Os fatores evolutivos que atuam como pauta das novas teorias são:
mutação gênica
recombinação gênica
seleção natural
Os três fatores são responsáveis pela variabilidade genética.
Um importante estudo das teorias evolutivas, somadas à genética, é a frequência gênica, que permite identificar os genes que são mair frequentes em uma determinada população.

Fatores que alteram a frequência gênica:
oscilação gênica - alteração na frequência de populações pequenas
cruzamentos preferenciais - ausência ou diminuição do acaso na reprodução
migração - deslocamento de indivíduos de uma mesma espécie
mutação gênica
seleção natural
Conceito de espécie: indivíduos pertencentes a um determinado grupo capaz de originar
descendentes férteis quando reproduzem.
Conceito de raças: indivíduos com variedades genéticas diferentes de seres de uma mesma espécie, mas ainda capazes de produzir descendentes férteis.
Isolamento reprodutivo: impede a troca de genes entre as diferentes espécies presentes na natureza.
Os processos de isolamento podem ser:
pré-zigóticos (instinto, comportamento sexual, época de acasalamento)
pós-zigóticos (híbrido estéril, morte embrionária, híbrido deficiente e fraco)
Irradiação Adaptativa: surgimento de novas espécies com características semelhantes com espécies relacionadas e a espécie ancestral.

Convergência Adaptativa: semelhança morfológica entre espécies diferentes, porém sem parentesco evolutivo, o que sugere adaptação ao mesmo meio.
Homologia: semelhança de origem entre dois órgãos ou estruturas corporais de espécies diferentes, geralmente comum na irradiação adaptativa.
Analogia: semelhança de função executada por dois órgãos de espécies diferentes, geralmente comum na convergência adaptativa.
Evolução Humana
O primeiro primata surgiu há 70 milhões de anos, porém o primeiro fóssil (Plesiadapis) tem datação de 60 milhões da anos.

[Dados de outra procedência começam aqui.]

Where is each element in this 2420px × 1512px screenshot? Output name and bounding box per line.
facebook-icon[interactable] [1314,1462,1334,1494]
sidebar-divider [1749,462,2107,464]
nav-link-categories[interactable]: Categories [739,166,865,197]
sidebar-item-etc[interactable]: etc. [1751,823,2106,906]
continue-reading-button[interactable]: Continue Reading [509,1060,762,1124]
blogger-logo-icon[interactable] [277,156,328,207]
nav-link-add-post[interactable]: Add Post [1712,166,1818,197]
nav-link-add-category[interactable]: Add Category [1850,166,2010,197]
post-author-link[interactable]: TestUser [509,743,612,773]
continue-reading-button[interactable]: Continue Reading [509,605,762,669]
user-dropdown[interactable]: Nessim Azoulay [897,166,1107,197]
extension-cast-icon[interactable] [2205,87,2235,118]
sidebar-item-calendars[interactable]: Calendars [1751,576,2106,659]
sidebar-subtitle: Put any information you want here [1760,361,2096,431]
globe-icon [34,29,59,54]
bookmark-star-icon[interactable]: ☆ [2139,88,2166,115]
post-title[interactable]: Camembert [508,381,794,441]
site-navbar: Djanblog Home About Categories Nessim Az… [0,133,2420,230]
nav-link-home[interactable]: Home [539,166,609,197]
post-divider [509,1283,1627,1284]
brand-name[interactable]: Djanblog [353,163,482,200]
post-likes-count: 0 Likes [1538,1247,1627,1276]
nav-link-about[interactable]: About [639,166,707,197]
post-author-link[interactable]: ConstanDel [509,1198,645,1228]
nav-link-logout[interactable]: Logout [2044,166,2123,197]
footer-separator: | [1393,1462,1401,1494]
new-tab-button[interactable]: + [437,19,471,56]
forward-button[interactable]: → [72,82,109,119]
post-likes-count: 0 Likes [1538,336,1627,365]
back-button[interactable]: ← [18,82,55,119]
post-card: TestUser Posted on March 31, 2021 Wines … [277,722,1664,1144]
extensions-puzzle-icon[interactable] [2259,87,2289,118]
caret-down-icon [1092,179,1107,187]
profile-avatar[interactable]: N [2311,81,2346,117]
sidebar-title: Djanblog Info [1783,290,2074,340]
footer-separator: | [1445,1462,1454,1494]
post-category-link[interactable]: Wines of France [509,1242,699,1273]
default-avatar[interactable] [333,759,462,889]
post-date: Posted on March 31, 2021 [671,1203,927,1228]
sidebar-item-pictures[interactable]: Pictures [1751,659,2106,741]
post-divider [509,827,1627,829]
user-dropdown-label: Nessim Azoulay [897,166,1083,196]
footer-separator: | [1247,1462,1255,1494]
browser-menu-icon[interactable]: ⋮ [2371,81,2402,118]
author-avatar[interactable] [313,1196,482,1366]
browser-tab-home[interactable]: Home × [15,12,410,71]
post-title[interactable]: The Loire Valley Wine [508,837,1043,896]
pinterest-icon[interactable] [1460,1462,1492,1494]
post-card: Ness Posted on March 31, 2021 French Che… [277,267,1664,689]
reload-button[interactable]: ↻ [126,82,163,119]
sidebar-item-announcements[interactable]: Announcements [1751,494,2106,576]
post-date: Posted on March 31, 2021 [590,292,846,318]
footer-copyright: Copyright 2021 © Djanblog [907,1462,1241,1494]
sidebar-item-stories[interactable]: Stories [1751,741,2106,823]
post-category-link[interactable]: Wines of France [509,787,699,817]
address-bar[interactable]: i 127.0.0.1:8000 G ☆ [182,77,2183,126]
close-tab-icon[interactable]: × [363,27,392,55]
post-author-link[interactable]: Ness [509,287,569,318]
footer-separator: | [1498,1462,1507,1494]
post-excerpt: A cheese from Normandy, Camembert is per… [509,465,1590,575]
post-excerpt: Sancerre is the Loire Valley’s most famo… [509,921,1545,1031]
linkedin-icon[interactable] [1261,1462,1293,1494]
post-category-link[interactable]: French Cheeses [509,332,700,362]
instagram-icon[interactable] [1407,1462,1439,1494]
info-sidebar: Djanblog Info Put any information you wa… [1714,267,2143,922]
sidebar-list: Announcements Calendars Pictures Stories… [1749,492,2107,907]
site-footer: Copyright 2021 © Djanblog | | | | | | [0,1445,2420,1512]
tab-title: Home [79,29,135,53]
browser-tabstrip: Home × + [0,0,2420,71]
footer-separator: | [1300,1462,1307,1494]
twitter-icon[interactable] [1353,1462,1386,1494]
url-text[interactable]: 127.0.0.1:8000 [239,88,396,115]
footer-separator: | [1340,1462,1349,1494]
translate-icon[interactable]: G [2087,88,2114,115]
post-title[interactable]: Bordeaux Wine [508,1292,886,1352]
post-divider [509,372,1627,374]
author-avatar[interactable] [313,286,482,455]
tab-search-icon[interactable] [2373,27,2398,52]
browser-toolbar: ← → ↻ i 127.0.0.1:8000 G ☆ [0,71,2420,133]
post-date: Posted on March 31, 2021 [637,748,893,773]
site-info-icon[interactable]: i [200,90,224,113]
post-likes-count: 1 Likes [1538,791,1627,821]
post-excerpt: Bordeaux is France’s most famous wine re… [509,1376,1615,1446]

Este primata ancestral foi responsável por três linhas de evolução:
a dos lêmures, gálagos e társios
a dos macacos do novo mundo
a dos macacos do velho mundo, gibões, orangotangos, gorilas, chimpanzés e hominídeos
Pontos importantes da evolução dos primatas:
dedo oponível - melhorou a manipulação dos objetos
visão binocular - proximidade dos olhos na cavidade craniana
vida familiar e cuidado com a prole
A linhagem antropoide teve seu início com o gênero Aegyptopithecus, seres pequenos que viviam em árvores.
Acredita-se que este gênero se segmentou em diferentes linhagens há cerca de 5 milhões de anos.
Os primeiros hominídeos eretos foram os Australoptecos, seguidos pelo Homo habilis, que já iniciou a manipulação de rochas para confecção de ferramentas primitivas.
Acredita-se que ambos conviveram, porém os Australopteccus foram extintos.
O Homo habilis originou o Homo erectus, que iniciou o domínio do fogo, o manejo de peles e a criação de ferramentas mais elaboradas.
Alguns descendentes do Homo erectus, denominados homens de Neandertal, já apresentavam organização de eventos fúnebres, o que sugere comunicação.
Hipótese monogenética: o Homo sapiens, evolução do Homo erectus, surgiu na África e migrou para outros continentes.
Acredita-se que ambas as espécies conviveram e competiram por recursos, porém o Homo erectus foi extinto pela melhor adaptação ao meio apresentada pelo Homo sapiens.